En casa, el uso del agua suele reducirse a abrir y cerrar la llave. Sin embargo, detrás de cada hábito cotidiano hay decisiones que impactan en su consumo. Rocío Dévora García, dedicada al hogar, ha llevado esta reflexión a la práctica. En su casa cuenta con un sistema de tratamiento de aguas grises y ha impartido cursos en el DIF sobre huertos urbanos, orgánicos y nutrición. Para ella, el punto de partida no está solo en ahorrar, sino en entender cómo se utiliza el recurso dentro y fuera del hogar. Desde su experiencia, plantea una forma distinta de habitar los espacios de manera más eficiente y sin renunciar a la comodidad.
¿Por qué es importante hoy hablar del uso del agua dentro del hogar?
El agua es y siempre será un recurso indispensable para la vida en general; es de vital importancia utilizarla de forma consciente y responsable. Somos más personas cada día las que requerimos del agua y por contaminación y derroche estamos viviendo desde la dosificación hasta la carencia en muchos hogares.

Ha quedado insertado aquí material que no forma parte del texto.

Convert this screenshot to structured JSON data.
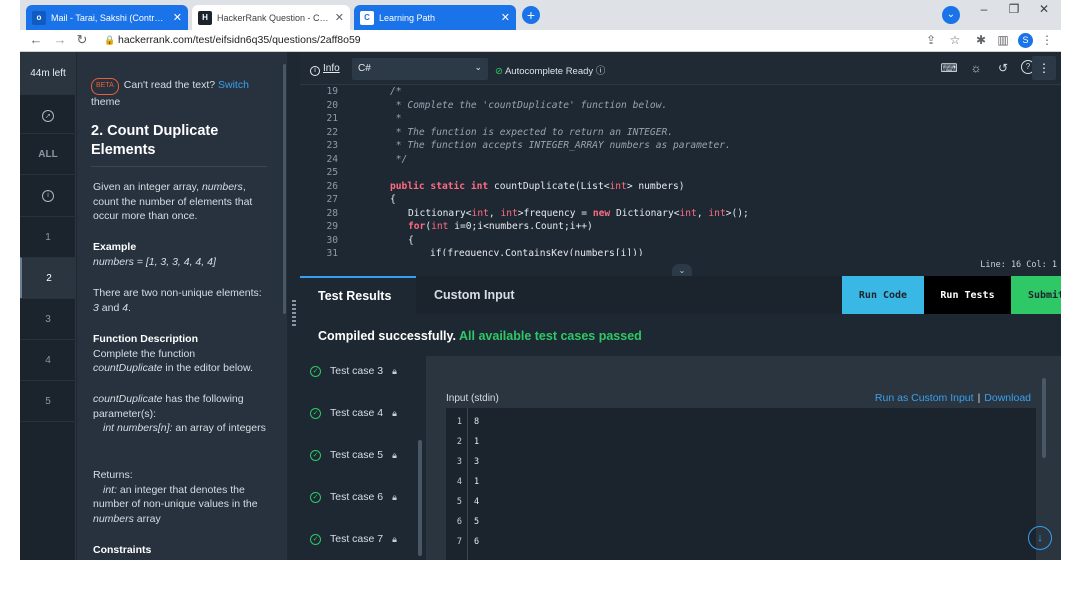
{
  "browser": {
    "tabs": [
      {
        "title": "Mail - Tarai, Sakshi (Contractor) -",
        "favicon": "outlook-icon",
        "color": "#1a73e8"
      },
      {
        "title": "HackerRank Question - Count Du",
        "favicon": "hackerrank-icon",
        "color": "#1b242d"
      },
      {
        "title": "Learning Path",
        "favicon": "c-icon",
        "color": "#1a73e8"
      }
    ],
    "url": "hackerrank.com/test/eifsidn6q35/questions/2aff8o59",
    "profile_initial": "S"
  },
  "rail": {
    "timer": "44m left",
    "all_label": "ALL",
    "numbers": [
      "1",
      "2",
      "3",
      "4",
      "5"
    ],
    "active": "2"
  },
  "problem": {
    "beta_badge": "BETA",
    "notice_text": "Can't read the text?",
    "notice_link": "Switch",
    "notice_tail": "theme",
    "title": "2. Count Duplicate Elements",
    "desc_pre": "Given an integer array,",
    "desc_em": "numbers",
    "desc_post": ", count the number of elements that occur more than once.",
    "example_heading": "Example",
    "example_value": "numbers = [1, 3, 3, 4, 4, 4]",
    "nonunique_pre": "There are two non-unique elements:",
    "nonunique_a": "3",
    "nonunique_and": " and ",
    "nonunique_b": "4",
    "nonunique_dot": ".",
    "fd_heading": "Function Description",
    "fd_text_pre": "Complete the function",
    "fd_text_em": "countDuplicate",
    "fd_text_post": " in the editor below.",
    "params_em": "countDuplicate",
    "params_post": " has the following parameter(s):",
    "param1_em": "int numbers[n]:",
    "param1_post": "  an array of integers",
    "returns_heading": "Returns:",
    "returns_em": "int:",
    "returns_post": " an integer that denotes the number of non-unique values in the",
    "returns_em2": "numbers",
    "returns_post2": " array",
    "constraints_heading": "Constraints"
  },
  "editor": {
    "info_label": "Info",
    "language": "C#",
    "autocomplete": "Autocomplete Ready",
    "line_numbers": [
      "19",
      "20",
      "21",
      "22",
      "23",
      "24",
      "25",
      "26",
      "27",
      "28",
      "29",
      "30",
      "31"
    ],
    "status": "Line: 16 Col: 1"
  },
  "code": {
    "l19": "/*",
    "l20": " * Complete the 'countDuplicate' function below.",
    "l21": " *",
    "l22": " * The function is expected to return an INTEGER.",
    "l23": " * The function accepts INTEGER_ARRAY numbers as parameter.",
    "l24": " */",
    "l26_kw": "public static int",
    "l26_rest": " countDuplicate(List<",
    "l26_ty": "int",
    "l26_end": "> numbers)",
    "l27": "{",
    "l28_a": "Dictionary<",
    "l28_ty1": "int",
    "l28_b": ", ",
    "l28_ty2": "int",
    "l28_c": ">frequency = ",
    "l28_kw": "new",
    "l28_d": " Dictionary<",
    "l28_ty3": "int",
    "l28_e": ", ",
    "l28_ty4": "int",
    "l28_f": ">();",
    "l29_kw": "for",
    "l29_a": "(",
    "l29_ty": "int",
    "l29_b": " i=0;i<numbers.Count;i++)",
    "l30": "{",
    "l31": "if(frequency.ContainsKey(numbers[i]))"
  },
  "results": {
    "tab_test_results": "Test Results",
    "tab_custom_input": "Custom Input",
    "run_code": "Run Code",
    "run_tests": "Run Tests",
    "submit": "Submit",
    "compiled": "Compiled successfully.",
    "passed": "All available test cases passed",
    "cases": [
      "Test case 3",
      "Test case 4",
      "Test case 5",
      "Test case 6",
      "Test case 7"
    ],
    "input_label": "Input (stdin)",
    "run_custom": "Run as Custom Input",
    "pipe": "|",
    "download": "Download",
    "stdin_lines": [
      "1",
      "2",
      "3",
      "4",
      "5",
      "6",
      "7"
    ],
    "stdin_values": [
      "8",
      "1",
      "3",
      "1",
      "4",
      "5",
      "6"
    ]
  },
  "colors": {
    "accent_blue": "#39a0ed",
    "success_green": "#2ec866",
    "run_code_bg": "#39b8e6",
    "submit_bg": "#2ec866",
    "run_tests_bg": "#000000"
  }
}
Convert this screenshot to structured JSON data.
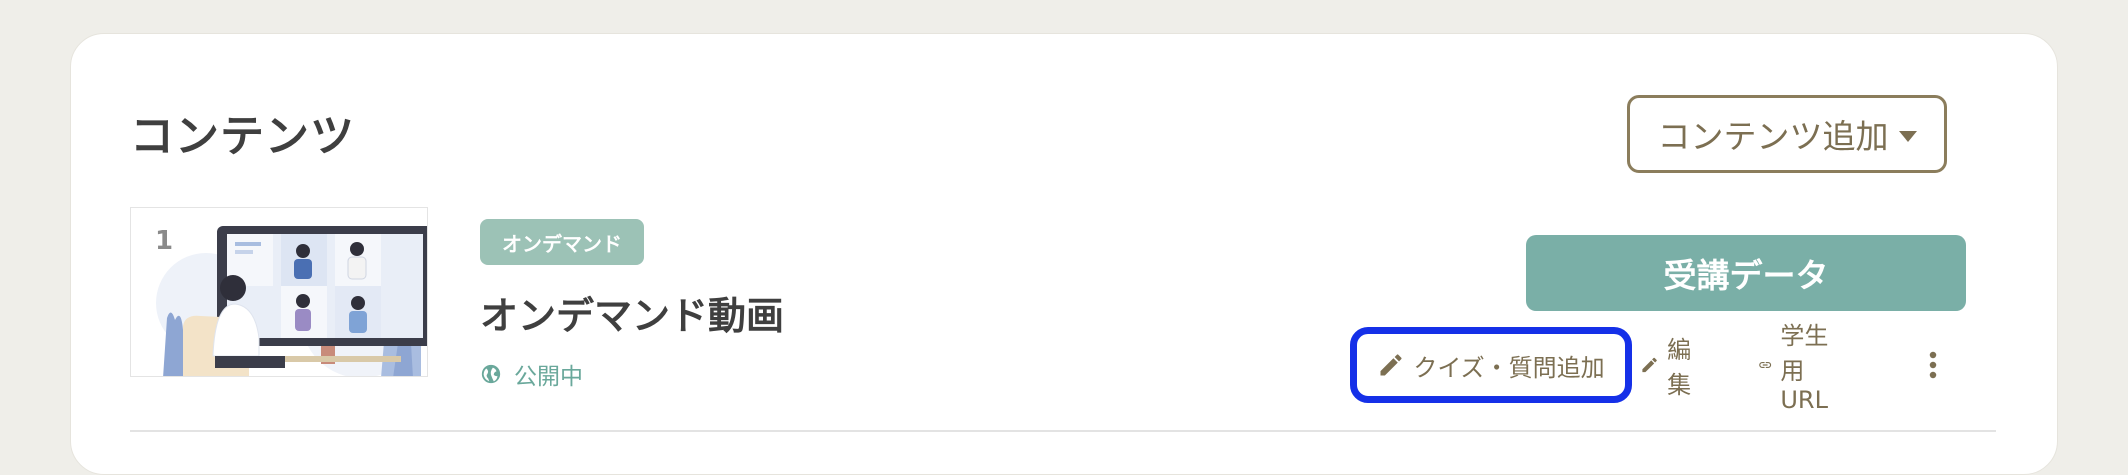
{
  "section": {
    "title": "コンテンツ",
    "add_button_label": "コンテンツ追加"
  },
  "content_item": {
    "index": "1",
    "type_badge": "オンデマンド",
    "title": "オンデマンド動画",
    "visibility": "公開中",
    "enroll_button_label": "受講データ",
    "actions": {
      "quiz_label": "クイズ・質問追加",
      "edit_label": "編集",
      "url_label": "学生用URL"
    }
  },
  "colors": {
    "accent_brown": "#7c6f52",
    "teal": "#7aafa7",
    "badge_teal": "#9cc2b6",
    "highlight_blue": "#1530e8"
  },
  "icons": [
    "caret-down-icon",
    "globe-icon",
    "pencil-icon",
    "link-icon",
    "more-vertical-icon"
  ]
}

En la vida cotidiana, ¿cuáles son las áreas de la casa donde más se desperdicia agua, muchas veces sin darnos cuenta?
Nuestros hábitos de consumo tienen una huella de agua que no vemos. Muchos productos, incluso los de uso breve o desechables, requieren agua para fabricarse, por lo que comprar cosas innecesarias implica desperdiciarla. También en la alimentación hay diferencias. Producir carne roja consume mucha más agua que opciones como pollo, pescado o verduras. En general, todo lo que compramos, comida, ropa, objetos, utiliza agua en su proceso.
Ser conscientes de esto nos ayuda a tomar mejores decisiones de consumo. En casa, gran parte del desperdicio ocurre en la lavadora y la regadera; esa agua, al ser gris (sin desechos orgánicos), puede reutilizarse de forma segura para regar plantas y jardines.